Sir Keir Starmer is expected to announce a ban on social media for under-16s after the results of a nationwide consultation are thought to have shown support for the measures.
The prime minister is preparing to unveil plans to restrict online activity for children to protect them from harmful content through a number of new measures.
How rigorous the government’s stance is remains to be revealed, with ministers so far not being drawn on when or whether Sir Keir will announce the ban. He reportedly intends to do so before the Makerfield by-election on 18 June, where potential leadership challenger Andy Burnham is standing as Labour’s parliamentary candidate.
London mayor Sir Sadiq Khan has already thrown his weight behind the proposal, saying tech firms must prove their services are safe for children or face a ban on being available to under-16s.
Children’s commissioner for England Dame Rachel de Souza proposed any ban should be extended to cover 16- and 17-year-olds, who she said should not have “lesser protection”.
Ministers have been mulling evidence from Australia, which imposed a world-first blanket ban in December. Sites including TikTok, X, Facebook, Instagram, and YouTube were within the scope of the ban. Others like WhatsApp and YouTube Kids – which have pre-existing content restrictions – were not included.
While no concrete details for an under-16s social media ban have been confirmed in the UK, the Australian model can be viewed as a potential template.
Australia started enforcing a world-first prohibition on social media for children under 16 in December, requiring 10 of the largest platforms, including TikTok, YouTube, Instagram, Facebook, and X (previously Twitter), to lock out young users or face fines of up to A$49.5m (£26.5m), making it one of the world’s toughest digital restrictions.
The ban is thought to affect more than a million accounts.
Platforms said they would use a combination of tools – like behaviour analysis to estimate user age – and age estimation technologies involving selfies to enforce the ban. They may also require identification documents or linked bank details to verify a user’s age.
Similar measures could be put in place in the UK. Others that have been floated are restricting certain features often described as “addictive”, such as infinite scrolling and auto-play videos.
Children could also be prevented from using virtual private networks (VPNs) to illicitly access pornography, and limited from speaking with chatbots under the proposals.
Speaking on Monday, the prime minister also said that social media platforms must take steps to ensure that children cannot take, share or view nude images online. The government announced in January it was introducing new laws to close legal loopholes that have allowed internet users to create deepfake nude images.

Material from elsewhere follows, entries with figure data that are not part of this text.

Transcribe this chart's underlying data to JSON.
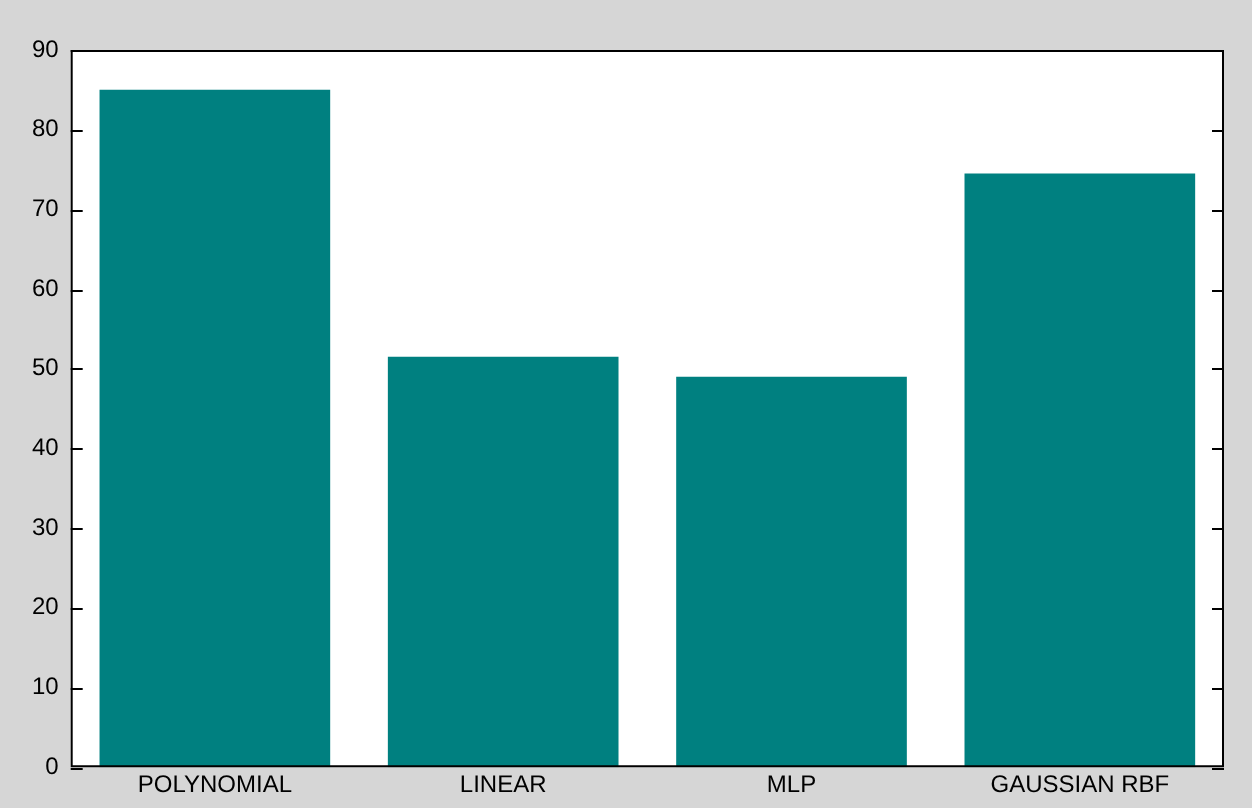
{
  "chart_data": {
    "type": "bar",
    "categories": [
      "POLYNOMIAL",
      "LINEAR",
      "MLP",
      "GAUSSIAN RBF"
    ],
    "values": [
      85,
      51.5,
      49,
      74.5
    ],
    "color": "#008080",
    "ylim": [
      0,
      90
    ],
    "yticks": [
      0,
      10,
      20,
      30,
      40,
      50,
      60,
      70,
      80,
      90
    ],
    "grid": false,
    "legend": false
  }
}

While Australian prime minister Anthony Albanese insisted his country has shown the world that online harms do not need to be accepted as an inevitable feature of modern childhood, many young social media users were dismayed at the prospect of being locked out of the platforms.
In the hours before the new law came into force, many posted mournful public farewells. “No more social media,” one teenager said on TikTok, “No more contact with the rest of the world”.
In the UK, around eight in 10 children aged three to 17 are estimated to have at least one active social media profile. In the 13 to 15 bracket, this sits at 95 per cent, according to Ofcom. The regulator has also found that 37 per cent of three- to five-year-olds use social media according to reports from parents, up from 29 per cent in 2023.